The advantages of the DIEP flap are natural feel and texture, the ability to restore sensation, reduced donor site morbidity, as well as the ability for the flap tissue to counteract the negative effects of radiotherapy. It also helps that the woman gets an attractive, flat abdominal contour after the procedure!
Done in the right hands, success rates of the DIEP flap approach 98-99%, which is consistent with the best centers in the world.
What is the recovery process like after breast reconstructive surgery?
After the surgery, the patient may be placed in a compressive bra which aids in support and swelling reduction. There may be drains from the breast and/or donor site to help remove any excess post-operative blood and fluids. These drains are usually kept for a few days and are removed once the drainage per day is low.
The first day after the procedure is usually spent resting in bed. In the following days, the patient will be sat out of bed and allowed to walk, often with the aid of a physiotherapist. Full, independent ambulation is usually achieved by day 3 or 4 after surgery.

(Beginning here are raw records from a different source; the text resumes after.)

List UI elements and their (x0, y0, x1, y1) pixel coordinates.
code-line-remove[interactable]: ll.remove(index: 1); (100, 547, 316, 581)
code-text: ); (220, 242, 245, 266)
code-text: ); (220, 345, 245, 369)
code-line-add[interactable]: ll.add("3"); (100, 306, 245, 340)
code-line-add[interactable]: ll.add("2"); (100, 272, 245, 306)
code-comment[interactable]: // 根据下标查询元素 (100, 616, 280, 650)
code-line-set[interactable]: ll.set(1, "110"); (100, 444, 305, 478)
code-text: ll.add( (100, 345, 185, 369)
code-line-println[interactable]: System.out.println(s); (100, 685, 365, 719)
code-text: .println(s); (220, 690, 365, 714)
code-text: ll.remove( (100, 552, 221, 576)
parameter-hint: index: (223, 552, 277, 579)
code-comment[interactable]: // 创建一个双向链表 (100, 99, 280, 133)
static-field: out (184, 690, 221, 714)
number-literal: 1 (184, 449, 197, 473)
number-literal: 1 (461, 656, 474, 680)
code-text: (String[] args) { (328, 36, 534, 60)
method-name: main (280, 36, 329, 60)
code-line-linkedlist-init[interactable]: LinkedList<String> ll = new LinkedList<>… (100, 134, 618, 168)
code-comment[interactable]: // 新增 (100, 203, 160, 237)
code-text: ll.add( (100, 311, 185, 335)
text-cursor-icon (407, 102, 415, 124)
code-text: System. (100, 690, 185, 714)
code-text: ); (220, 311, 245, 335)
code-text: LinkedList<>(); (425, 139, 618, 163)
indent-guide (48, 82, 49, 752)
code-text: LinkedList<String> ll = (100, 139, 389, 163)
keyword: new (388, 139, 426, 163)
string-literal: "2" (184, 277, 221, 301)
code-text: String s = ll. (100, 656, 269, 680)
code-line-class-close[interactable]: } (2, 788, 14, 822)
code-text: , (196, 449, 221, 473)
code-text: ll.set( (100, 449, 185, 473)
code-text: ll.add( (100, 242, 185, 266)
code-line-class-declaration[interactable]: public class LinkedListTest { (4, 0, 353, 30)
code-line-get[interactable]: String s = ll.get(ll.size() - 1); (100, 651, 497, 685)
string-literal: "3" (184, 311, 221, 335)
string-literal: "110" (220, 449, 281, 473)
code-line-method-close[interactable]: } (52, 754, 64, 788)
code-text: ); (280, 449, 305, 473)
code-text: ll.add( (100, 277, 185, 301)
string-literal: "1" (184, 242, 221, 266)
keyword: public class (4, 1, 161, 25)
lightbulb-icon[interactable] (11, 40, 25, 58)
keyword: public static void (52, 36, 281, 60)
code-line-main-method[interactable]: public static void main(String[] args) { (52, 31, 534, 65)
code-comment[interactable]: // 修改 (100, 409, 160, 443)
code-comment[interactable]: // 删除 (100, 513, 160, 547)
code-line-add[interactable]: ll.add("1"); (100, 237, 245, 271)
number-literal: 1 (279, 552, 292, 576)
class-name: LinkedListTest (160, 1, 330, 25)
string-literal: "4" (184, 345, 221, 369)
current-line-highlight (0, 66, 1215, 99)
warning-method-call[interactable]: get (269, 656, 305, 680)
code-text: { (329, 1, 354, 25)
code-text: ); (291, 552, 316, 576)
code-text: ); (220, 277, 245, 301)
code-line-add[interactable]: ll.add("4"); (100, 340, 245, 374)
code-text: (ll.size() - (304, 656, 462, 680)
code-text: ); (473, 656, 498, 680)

Depending on the type of reconstruction performed, a hospital stay can range from day surgery (for implant reconstructions) to up to a week (for DIEP flap surgery). DIEP flap surgery patients are getting discharged earlier, sometimes even on postoperative day 3. However, this can vary according to the complexity of the surgery and the recovery ability of the patient. The donor site utilized also contributes to the recovery. For example, patients who use tissue from the abdomen, such as in DIEP flap surgery, will feel a tightness in the abdomen for the first few days after surgery and will take about a week or so to reach normal posture. For those who have tissue taken from the back, progressive return to the full range of motion of the affected arm will be introduced.
In general, a full return to activity can be expected at 6-8 weeks after surgery.